Even during the prosecution case, when I expected to be concentrating carefully, knowing I would later take the stand, there were so many longueurs and legal arguments when the jury was not allowed to be present that my attention would sometimes shift momentarily from the professionals and my gaze would flick up to the public gallery. It remained empty for some of the trial – there were parts of my evidence when the public gallery was emptied, and it was closed for Witness G, of course.

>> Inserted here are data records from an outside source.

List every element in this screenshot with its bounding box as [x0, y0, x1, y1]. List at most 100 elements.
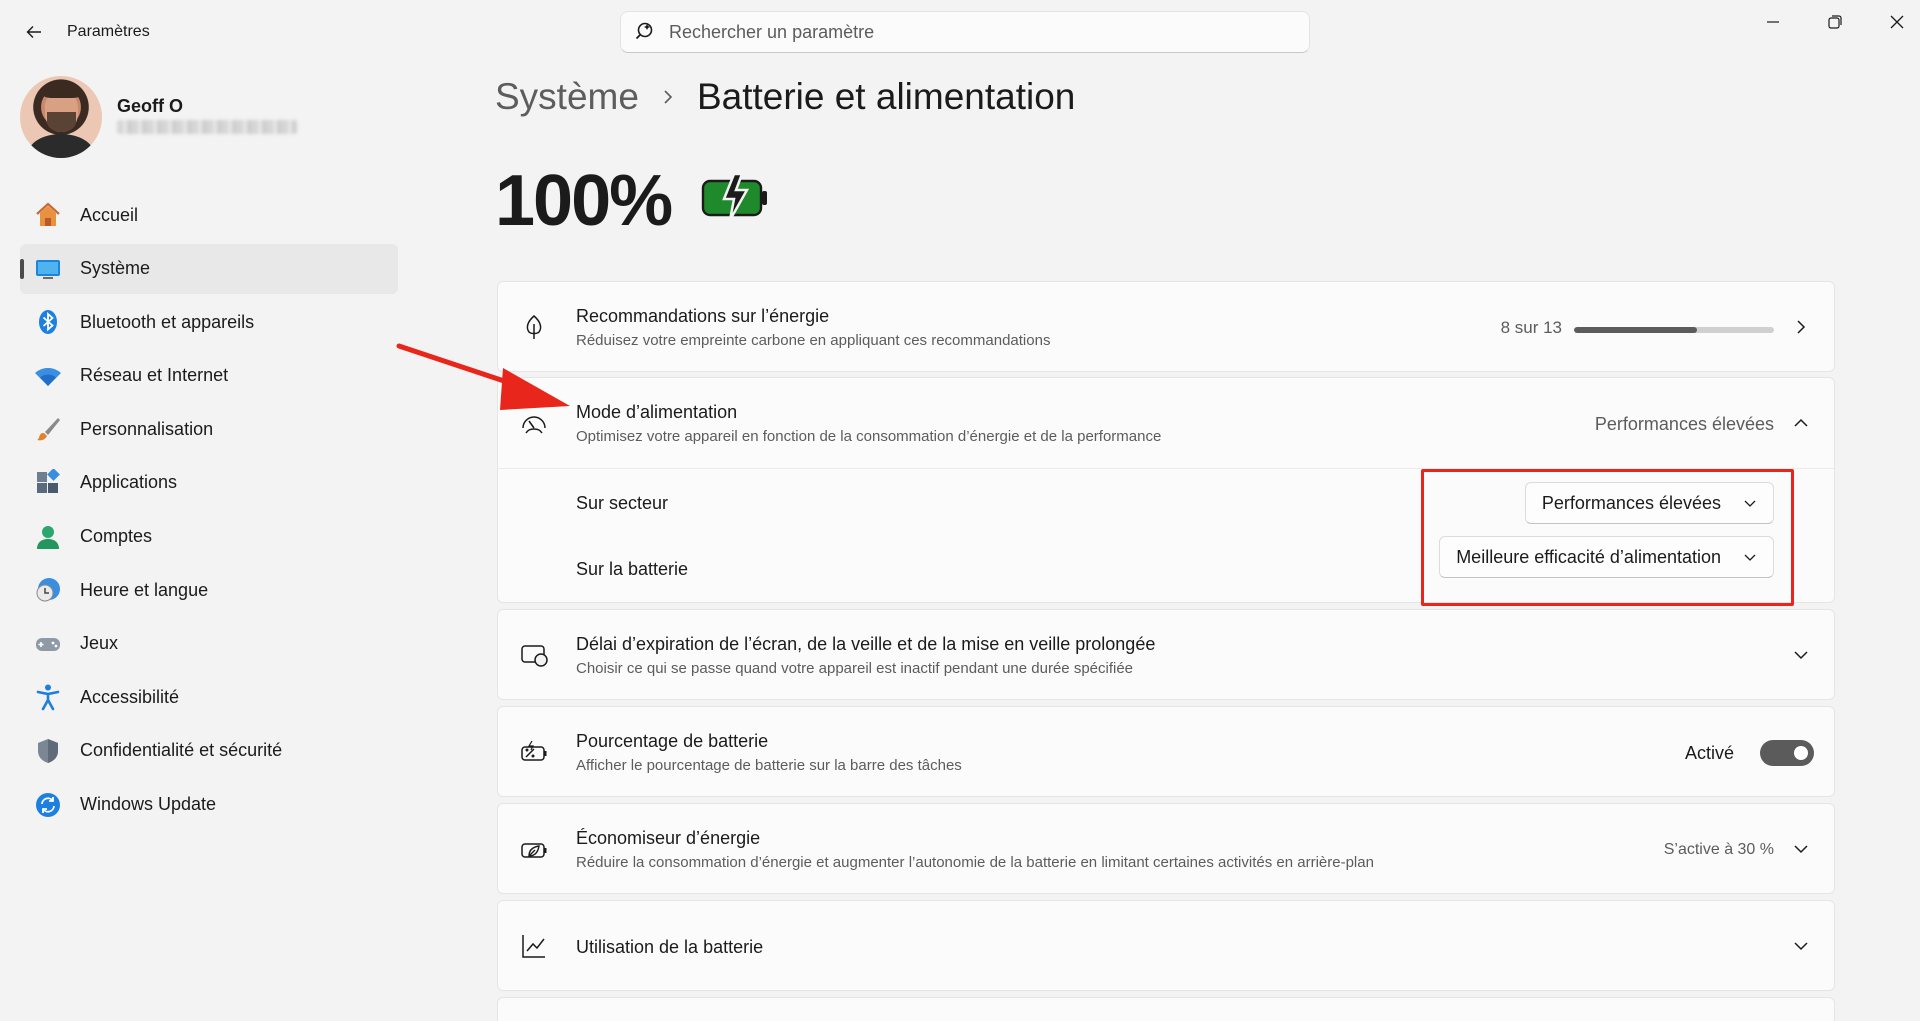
recommendations-progress-label: 8 sur 13	[1500, 318, 1562, 337]
sidebar-item-label: Confidentialité et sécurité	[80, 740, 283, 761]
system-icon	[34, 255, 62, 283]
card-title: Mode d’alimentation	[576, 402, 738, 422]
sidebar-item-label: Système	[80, 258, 151, 279]
energy-recommendations-card[interactable]: Recommandations sur l’énergie Réduisez v…	[497, 281, 1835, 372]
battery-saver-icon	[520, 835, 548, 863]
bluetooth-icon	[34, 308, 62, 336]
breadcrumb-parent[interactable]: Système	[495, 76, 639, 118]
sidebar-item-comptes[interactable]: Comptes	[20, 512, 398, 562]
sidebar-item-bluetooth[interactable]: Bluetooth et appareils	[20, 297, 398, 347]
chevron-down-icon	[1792, 646, 1810, 664]
energy-saver-card[interactable]: Économiseur d’énergie Réduire la consomm…	[497, 803, 1835, 894]
battery-usage-card[interactable]: Utilisation de la batterie	[497, 900, 1835, 991]
plugged-in-power-mode-select[interactable]: Performances élevées	[1524, 482, 1774, 524]
select-value: Meilleure efficacité d’alimentation	[1456, 546, 1721, 567]
profile-name: Geoff O	[117, 96, 183, 116]
battery-charging-icon	[700, 172, 770, 227]
sidebar-item-personnalisation[interactable]: Personnalisation	[20, 404, 398, 454]
sidebar-item-accessibilite[interactable]: Accessibilité	[20, 672, 398, 722]
battery-percentage: 100%	[495, 161, 673, 241]
chevron-down-icon	[1743, 498, 1757, 508]
close-icon	[1890, 15, 1904, 29]
sidebar-item-heure-langue[interactable]: Heure et langue	[20, 565, 398, 615]
select-value: Performances élevées	[1541, 492, 1721, 513]
on-battery-label: Sur la batterie	[576, 559, 689, 579]
toggle-state-label: Activé	[1684, 743, 1734, 763]
accessibility-icon	[34, 683, 62, 711]
title-bar: Paramètres	[0, 0, 1920, 60]
card-title: Utilisation de la batterie	[576, 937, 764, 957]
battery-percentage-toggle[interactable]	[1760, 740, 1814, 766]
chevron-down-icon	[1792, 840, 1810, 858]
avatar	[20, 76, 102, 158]
power-mode-current-value: Performances élevées	[1594, 414, 1774, 434]
chevron-right-icon	[661, 88, 675, 106]
wifi-icon	[34, 362, 62, 390]
search-box[interactable]	[620, 11, 1310, 53]
update-icon	[34, 791, 62, 819]
back-button[interactable]	[16, 14, 52, 50]
chevron-down-icon	[1792, 937, 1810, 955]
chevron-right-icon	[1792, 318, 1810, 336]
power-mode-plugged-in-row: Sur secteur Performances élevées	[498, 468, 1834, 535]
profile-email-blurred	[117, 120, 297, 134]
card-title: Recommandations sur l’énergie	[576, 306, 830, 326]
gauge-icon	[520, 409, 548, 437]
power-mode-on-battery-row: Sur la batterie Meilleure efficacité d’a…	[498, 535, 1834, 602]
on-battery-power-mode-select[interactable]: Meilleure efficacité d’alimentation	[1439, 536, 1774, 578]
close-button[interactable]	[1874, 6, 1920, 38]
sidebar-item-label: Bluetooth et appareils	[80, 311, 255, 332]
gamepad-icon	[34, 630, 62, 658]
recommendations-progress-bar	[1574, 327, 1774, 333]
shield-icon	[34, 737, 62, 765]
card-description: Afficher le pourcentage de batterie sur …	[576, 757, 962, 774]
sidebar-item-label: Heure et langue	[80, 579, 209, 600]
sidebar-item-label: Réseau et Internet	[80, 365, 229, 386]
battery-percent-icon	[520, 738, 548, 766]
card-description: Réduire la consommation d’énergie et aug…	[576, 854, 1374, 871]
card-description: Choisir ce qui se passe quand votre appa…	[576, 660, 1134, 677]
sidebar-item-label: Accessibilité	[80, 686, 180, 707]
leaf-icon	[520, 313, 548, 341]
sidebar-item-label: Accueil	[80, 204, 139, 225]
toggle-knob	[1794, 746, 1808, 760]
screen-sleep-card[interactable]: Délai d’expiration de l’écran, de la vei…	[497, 609, 1835, 700]
energy-saver-threshold: S’active à 30 %	[1663, 841, 1774, 858]
clock-globe-icon	[34, 576, 62, 604]
chevron-up-icon	[1792, 414, 1810, 432]
sidebar-item-label: Windows Update	[80, 794, 217, 815]
sidebar-item-accueil[interactable]: Accueil	[20, 190, 398, 240]
sidebar-item-label: Jeux	[80, 633, 119, 654]
sidebar-item-confidentialite[interactable]: Confidentialité et sécurité	[20, 726, 398, 776]
search-icon	[635, 22, 653, 40]
card-title: Délai d’expiration de l’écran, de la vei…	[576, 634, 1156, 654]
sidebar-item-systeme[interactable]: Système	[20, 243, 398, 294]
battery-percentage-card: Pourcentage de batterie Afficher le pour…	[497, 706, 1835, 797]
apps-icon	[34, 468, 62, 497]
breadcrumb: Système Batterie et alimentation	[495, 76, 1075, 118]
sidebar-item-reseau[interactable]: Réseau et Internet	[20, 351, 398, 401]
chevron-down-icon	[1743, 552, 1757, 562]
next-settings-card	[497, 997, 1835, 1021]
chart-line-icon	[520, 932, 548, 960]
search-input[interactable]	[669, 21, 1269, 43]
power-mode-header[interactable]: Mode d’alimentation Optimisez votre appa…	[498, 378, 1834, 468]
sidebar-item-windows-update[interactable]: Windows Update	[20, 780, 398, 830]
screen-sleep-icon	[520, 641, 548, 669]
account-icon	[34, 523, 62, 551]
sidebar-item-applications[interactable]: Applications	[20, 458, 398, 508]
restore-icon	[1828, 15, 1842, 29]
minimize-button[interactable]	[1750, 6, 1796, 38]
sidebar-item-label: Personnalisation	[80, 418, 214, 439]
sidebar-item-label: Comptes	[80, 526, 153, 547]
sidebar-item-jeux[interactable]: Jeux	[20, 619, 398, 669]
home-icon	[34, 201, 62, 229]
restore-button[interactable]	[1812, 6, 1858, 38]
sidebar-item-label: Applications	[80, 472, 178, 493]
card-description: Optimisez votre appareil en fonction de …	[576, 428, 1162, 445]
card-title: Pourcentage de batterie	[576, 731, 769, 751]
card-title: Économiseur d’énergie	[576, 828, 761, 848]
user-profile[interactable]: Geoff O	[20, 76, 400, 160]
brush-icon	[34, 415, 62, 443]
page-title: Batterie et alimentation	[696, 76, 1076, 117]
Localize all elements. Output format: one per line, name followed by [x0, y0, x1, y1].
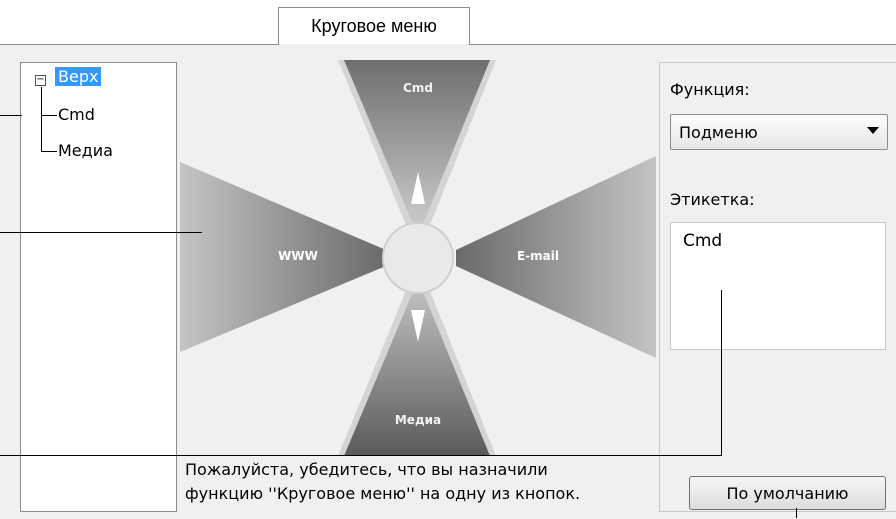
info-line-2: функцию ''Круговое меню'' на одну из кно… — [185, 484, 581, 503]
tree-connector — [41, 87, 42, 151]
tab-radial-menu[interactable]: Круговое меню — [278, 7, 470, 45]
dropdown-arrow-icon[interactable] — [867, 127, 879, 134]
collapse-icon[interactable]: − — [35, 75, 46, 86]
segment-top-label: Cmd — [403, 81, 433, 95]
radial-menu: Cmd WWW E-mail Медиа — [180, 60, 656, 456]
center-circle — [382, 222, 454, 294]
callout-line-button — [796, 508, 797, 518]
tree-connector — [41, 115, 57, 116]
tab-label: Круговое меню — [311, 16, 437, 36]
tab-joint — [279, 44, 469, 46]
tree-item-top[interactable]: Верх — [55, 67, 102, 86]
segment-left-label: WWW — [278, 249, 318, 263]
caption-input[interactable]: Cmd — [670, 222, 886, 350]
callout-line-tree — [0, 115, 22, 116]
caption-label: Этикетка: — [670, 190, 755, 209]
function-label: Функция: — [670, 80, 750, 99]
segment-bottom-label: Медиа — [395, 413, 441, 427]
segment-right-label: E-mail — [517, 249, 559, 263]
function-select[interactable]: Подменю — [670, 114, 888, 150]
callout-line-caption-vertical — [721, 290, 722, 456]
function-value: Подменю — [679, 123, 758, 142]
info-text: Пожалуйста, убедитесь, что вы назначили … — [185, 458, 580, 506]
callout-line-menu — [0, 232, 202, 233]
tree-item-media[interactable]: Медиа — [58, 141, 113, 160]
info-line-1: Пожалуйста, убедитесь, что вы назначили — [185, 460, 548, 479]
callout-line-caption — [0, 455, 722, 456]
tree-connector — [41, 151, 57, 152]
default-button-label: По умолчанию — [726, 483, 849, 503]
default-button[interactable]: По умолчанию — [689, 476, 886, 510]
tree-item-cmd[interactable]: Cmd — [58, 105, 95, 124]
menu-tree[interactable]: − Верх Cmd Медиа — [20, 62, 177, 512]
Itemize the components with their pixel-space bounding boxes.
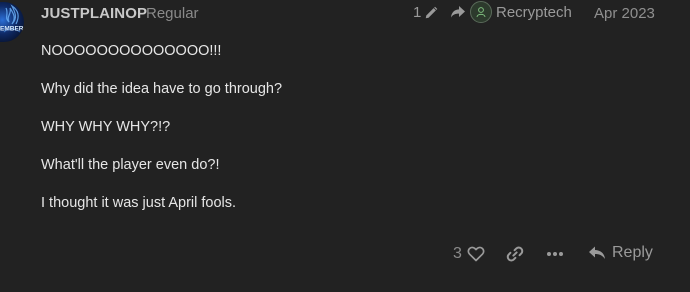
post-paragraph: I thought it was just April fools.: [41, 195, 237, 211]
post-paragraph: Why did the idea have to go through?: [41, 81, 283, 97]
pencil-icon: [426, 6, 438, 18]
edit-history-button[interactable]: 1: [413, 4, 438, 21]
forum-post: EMBER JUSTPLAINOP Regular 1 Recryptech A…: [0, 0, 690, 292]
reply-to-username: Recryptech: [496, 3, 572, 21]
share-arrow-icon: [451, 6, 465, 18]
more-actions-button[interactable]: [546, 246, 564, 267]
link-icon: [506, 246, 524, 262]
ellipsis-icon: [547, 252, 563, 256]
post-paragraph: What'll the player even do?!: [41, 157, 220, 173]
avatar[interactable]: EMBER: [0, 2, 24, 42]
reply-arrow-icon: [589, 246, 605, 259]
username[interactable]: JUSTPLAINOP: [41, 5, 147, 22]
reply-to-button[interactable]: Recryptech: [450, 1, 572, 23]
heart-icon: [467, 246, 485, 262]
edit-count: 1: [413, 4, 422, 21]
reply-to-avatar-icon: [476, 7, 486, 18]
post-actions: 3 Reply: [0, 244, 690, 266]
reply-button[interactable]: Reply: [588, 244, 653, 262]
reply-to-avatar: [470, 1, 492, 23]
post-paragraph: NOOOOOOOOOOOOOO!!!: [41, 43, 222, 59]
reply-label: Reply: [612, 244, 653, 261]
like-button[interactable]: [467, 245, 485, 268]
copy-link-button[interactable]: [506, 245, 524, 268]
user-title: Regular: [146, 5, 199, 22]
avatar-image: EMBER: [0, 4, 24, 33]
avatar-text: EMBER: [0, 26, 24, 33]
post-date[interactable]: Apr 2023: [594, 5, 655, 22]
post-body: NOOOOOOOOOOOOOO!!! Why did the idea have…: [41, 42, 641, 232]
like-count[interactable]: 3: [453, 245, 462, 263]
post-paragraph: WHY WHY WHY?!?: [41, 119, 171, 135]
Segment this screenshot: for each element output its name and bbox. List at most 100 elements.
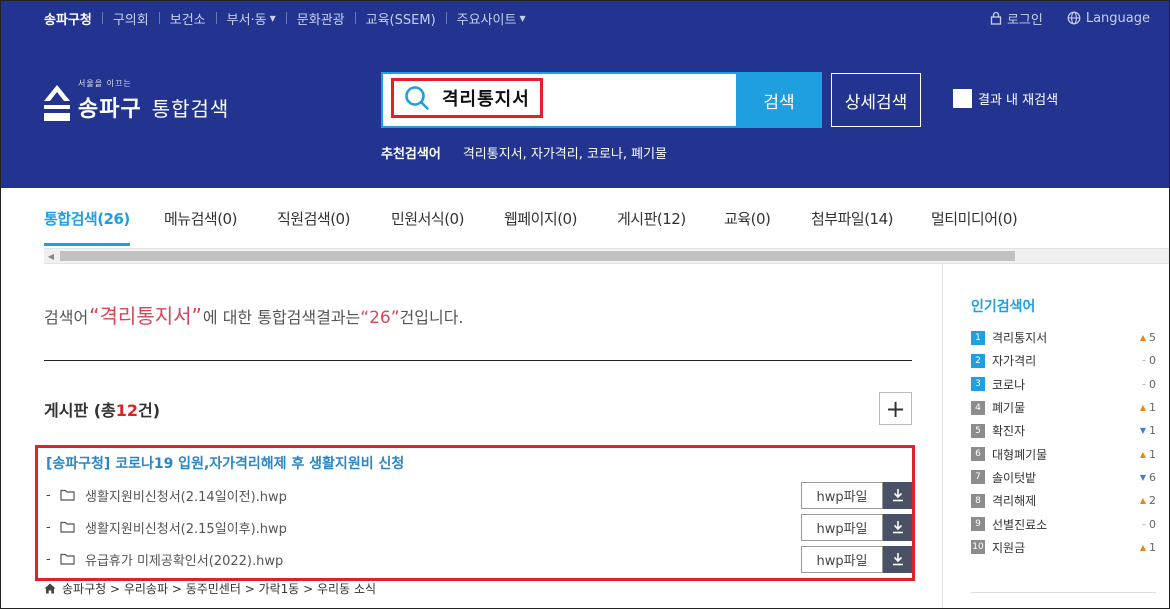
tab-education[interactable]: 교육(0) [724,208,771,229]
topnav-songpa-office[interactable]: 송파구청 [44,9,92,28]
attachment-name[interactable]: 생활지원비신청서(2.14일이전).hwp [85,486,801,505]
popular-keyword-label[interactable]: 격리통지서 [992,329,1128,346]
summary-middle: 에 대한 통합검색결과는 [202,308,361,327]
download-icon[interactable] [883,545,912,573]
no-change-icon: – [1142,379,1146,389]
rank-change: ▼ 6 [1128,471,1156,484]
tab-integrated[interactable]: 통합검색(26) [44,208,130,246]
hwp-download-button[interactable]: hwp파일 [801,481,912,509]
rank-badge: 6 [971,447,985,462]
rank-change: ▲ 2 [1128,494,1156,507]
hwp-download-button[interactable]: hwp파일 [801,545,912,573]
search-button[interactable]: 검색 [736,72,822,128]
popular-keywords-title: 인기검색어 [971,299,1036,315]
popular-keyword-item[interactable]: 3 코로나 –0 [971,373,1156,396]
topnav-separator [101,12,103,24]
breadcrumb-path: 송파구청 > 우리송파 > 동주민센터 > 가락1동 > 우리동 소식 [62,581,377,596]
rank-change: ▼ 1 [1128,424,1156,437]
popular-keyword-label[interactable]: 코로나 [992,376,1128,393]
arrow-up-icon: ▲ [1139,496,1146,506]
popular-keyword-item[interactable]: 8 격리해제 ▲ 2 [971,489,1156,512]
hwp-file-label[interactable]: hwp파일 [801,513,883,541]
topnav-label: 부서·동 [226,12,267,28]
arrow-down-icon: ▼ [1139,472,1146,482]
hwp-file-label[interactable]: hwp파일 [801,545,883,573]
rank-badge: 4 [971,400,985,415]
topnav-separator [354,12,356,24]
topnav-health-center[interactable]: 보건소 [170,9,206,28]
tabs-horizontal-scrollbar[interactable]: ◀ [44,248,1170,264]
rank-change: –0 [1128,354,1156,367]
language-selector[interactable]: Language [1067,11,1150,26]
popular-keyword-item[interactable]: 1 격리통지서 ▲ 5 [971,326,1156,349]
topnav-education[interactable]: 교육(SSEM) [366,9,436,28]
popular-keyword-label[interactable]: 선별진료소 [992,516,1128,533]
rank-change-value: 1 [1149,540,1156,554]
tab-attachments[interactable]: 첨부파일(14) [811,208,894,229]
popular-keyword-label[interactable]: 폐기물 [992,399,1128,416]
search-input-value: 격리통지서 [442,89,530,110]
rank-change: ▲ 1 [1128,448,1156,461]
recommended-terms[interactable]: 격리통지서, 자가격리, 코로나, 폐기물 [463,143,667,162]
topnav-major-sites[interactable]: 주요사이트 ▼ [457,9,526,28]
scrollbar-thumb[interactable] [60,251,1015,261]
popular-keyword-label[interactable]: 대형폐기물 [992,446,1128,463]
popular-keyword-label[interactable]: 솔이텃밭 [992,469,1128,486]
tab-menu[interactable]: 메뉴검색(0) [164,208,237,229]
search-input[interactable]: 격리통지서 [391,78,543,118]
arrow-up-icon: ▲ [1139,542,1146,552]
popular-keyword-label[interactable]: 지원금 [992,539,1128,556]
scroll-left-icon[interactable]: ◀ [44,249,58,263]
download-icon[interactable] [883,481,912,509]
popular-keyword-item[interactable]: 2 자가격리 –0 [971,349,1156,372]
topnav-separator [215,12,217,24]
logo-slogan: 서울을 이끄는 [78,79,132,88]
breadcrumb[interactable]: 송파구청 > 우리송파 > 동주민센터 > 가락1동 > 우리동 소식 [44,581,376,595]
result-item: [송파구청] 코로나19 입원,자가격리해제 후 생활지원비 신청 - 생활지원… [35,445,915,581]
login-link[interactable]: 로그인 [990,9,1043,28]
summary-prefix: 검색어 [44,308,89,327]
rank-change-value: 5 [1149,331,1156,345]
popular-keyword-label[interactable]: 격리해제 [992,492,1128,509]
board-section-title: 게시판 (총12건) [44,401,161,420]
download-icon[interactable] [883,513,912,541]
tab-staff[interactable]: 직원검색(0) [277,208,350,229]
sidebar-divider [971,592,1156,593]
site-logo[interactable]: 서울을 이끄는 송파구 통합검색 [42,75,229,123]
tab-multimedia[interactable]: 멀티미디어(0) [931,208,1018,229]
topnav-council[interactable]: 구의회 [113,9,149,28]
popular-keyword-item[interactable]: 9 선별진료소 –0 [971,512,1156,535]
result-title-link[interactable]: [송파구청] 코로나19 입원,자가격리해제 후 생활지원비 신청 [46,453,404,473]
rank-badge: 5 [971,423,985,438]
search-within-checkbox[interactable] [953,89,972,108]
popular-keyword-label[interactable]: 자가격리 [992,352,1128,369]
topnav-label: 교육(SSEM) [365,12,436,28]
tab-board[interactable]: 게시판(12) [617,208,686,229]
rank-change: ▲ 5 [1128,331,1156,344]
popular-keyword-item[interactable]: 6 대형폐기물 ▲ 1 [971,442,1156,465]
popular-keyword-item[interactable]: 4 폐기물 ▲ 1 [971,396,1156,419]
rank-change-value: 1 [1149,401,1156,415]
search-within-results[interactable]: 결과 내 재검색 [953,89,1058,108]
advanced-search-button[interactable]: 상세검색 [831,73,921,127]
topnav-culture-tourism[interactable]: 문화관광 [297,9,345,28]
category-tabs: 통합검색(26) 메뉴검색(0) 직원검색(0) 민원서식(0) 웹페이지(0)… [0,188,1170,248]
hwp-download-button[interactable]: hwp파일 [801,513,912,541]
topnav-departments[interactable]: 부서·동 ▼ [227,9,276,28]
topnav-label: 주요사이트 [456,12,517,28]
attachment-name[interactable]: 유급휴가 미제공확인서(2022).hwp [85,550,801,569]
arrow-up-icon: ▲ [1139,449,1146,459]
more-results-button[interactable]: + [879,392,912,425]
popular-keyword-item[interactable]: 5 확진자 ▼ 1 [971,419,1156,442]
tab-webpage[interactable]: 웹페이지(0) [504,208,577,229]
popular-keyword-item[interactable]: 10 지원금 ▲ 1 [971,536,1156,559]
top-nav: 송파구청 구의회 보건소 부서·동 ▼ 문화관광 교육(SSEM) 주요사이트 ▼ [44,0,526,36]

Sometimes the security guard was slow about admitting people in the morning or after the lunch break and the door only opened well after proceedings were under way. Susannah told me later that there was a lot of waiting around on a concrete stairwell. The first day she arrived she was caught out, as many are, by the ruling that mobile phones are not allowed in the gallery and there is no locker or cubbyhole in which to leave them. A security guard told her that if she went over the road to the café, the owner there would look after her phone if she paid him a pound.
Susannah was in the gallery nearly every day – she used up half her annual leave in order to support me. She, too, had a notebook. The jury must have noticed her and probably assumed she was my sister, or a cousin, and as she is the nearest I have ever had to one, that was fine by me. My mother died many years ago and I’ve hardly seen my father since he moved to Scotland with his new wife, just once every few years. He and I spoke on the phone a grand total of three times while I was on bail. My brother lives in New Zealand. So it was just Susannah up there, amongst the students and retired people and the occasional gawper whose role I couldn’t identify.